The core of the book is prime material for Fury to ruminate on as an old man and engage with as a young man. The same goes for Ennis, because this feels like a book that he's been writing for at least ten years. If you like Punisher: Born and you liked War Stories and you even liked his flashbacks in Preacher, you'll love this book. If you don't like those books this will not change your mind, also: What is wrong with you? Are you a hippie?

He is a writer who seems to get what the hell is going on with soldiers and maybe even what is going on with a war. While that's a tall order to fill and while he also has to sell an action packed comic at the end of the day, it is something interesting and, dare I say, meaningful, and it is also something that many other pieces of media that revolve around similar matters lack.
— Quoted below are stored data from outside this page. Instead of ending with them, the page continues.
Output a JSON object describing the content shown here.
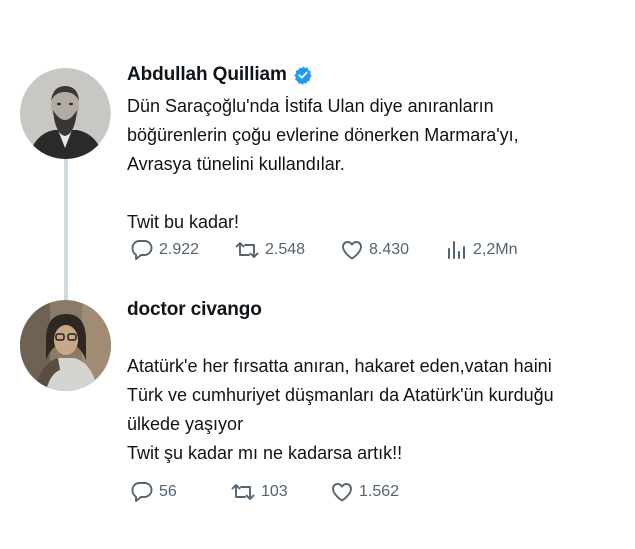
{
  "tweets": [
    {
      "author": "Abdullah Quilliam",
      "verified": true,
      "text": "Dün Saraçoğlu'nda İstifa Ulan diye anıranların\nböğürenlerin çoğu evlerine dönerken Marmara'yı,\nAvrasya tünelini kullandılar.\n\nTwit bu kadar!",
      "replies": "2.922",
      "retweets": "2.548",
      "likes": "8.430",
      "views": "2,2Mn"
    },
    {
      "author": "doctor civango",
      "verified": false,
      "text": "Atatürk'e her fırsatta anıran, hakaret eden,vatan haini\nTürk ve cumhuriyet düşmanları da Atatürk'ün kurduğu\nülkede yaşıyor\nTwit şu kadar mı ne kadarsa artık!!",
      "replies": "56",
      "retweets": "103",
      "likes": "1.562"
    }
  ],
  "colors": {
    "text": "#0f1419",
    "muted": "#536471",
    "verified": "#1d9bf0",
    "thread_line": "#cfd9de"
  },
  "icons": [
    "reply-icon",
    "retweet-icon",
    "like-icon",
    "views-icon",
    "verified-badge-icon"
  ]
}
There is no grand philosophy to Fury: My War Gone By. There isn't even really an arc. What you do have is some wonderfully contextualized events intercut with immense violence. That is more or less what the best Garth Ennis war stories eventually boil down to. And, besides, what the fuck am I going to do? Empathize with Nick fucking Fury? Even if any of us could he wouldn't want that shit.

This panel is not from the comic I am talking about. I just love it.
If we want to meditate on what Nick Fury "means" then, like John Rambo, he is a living monument to the failure of masculinity. Ennis' Nick Fury is a boozing, womanizing murder-machine and it has brought him nothing but pain, misery, and failure. He is too skilled in the art of war to do anything else and he his inability to love anything but getting back into the fray that he's a ruin of a man, a man that John Huston in Chinatown might call "respectable" if only for not having been killed.

Despite all of this, Fury remains and the need for a Fury remains. Times change, enemies change, politics change, and yet we need men like him to do our dirty work. The flaws of Fury are his own (he doesn't strike me as the type to bemoan his lot), but the necessity for wreckage like him is the work of men much more monstrous.

I mentioned how awesome Nick Fury was earlier and, really, he is. So are the events he finds himself in. War is an awesome thing. I say that in the classical sense, not in it being wonderful or impressive. I say that meaning that it is a thing that is worthy of awe and in that regard it's also pretty fucking awful.

Fuck. I just now realized that I want a copy of Nick Fury: Peacemaker. Oh well. At least I have my singles of Fury MAX to fall back on. Now there's a comic full of vim and vinegar.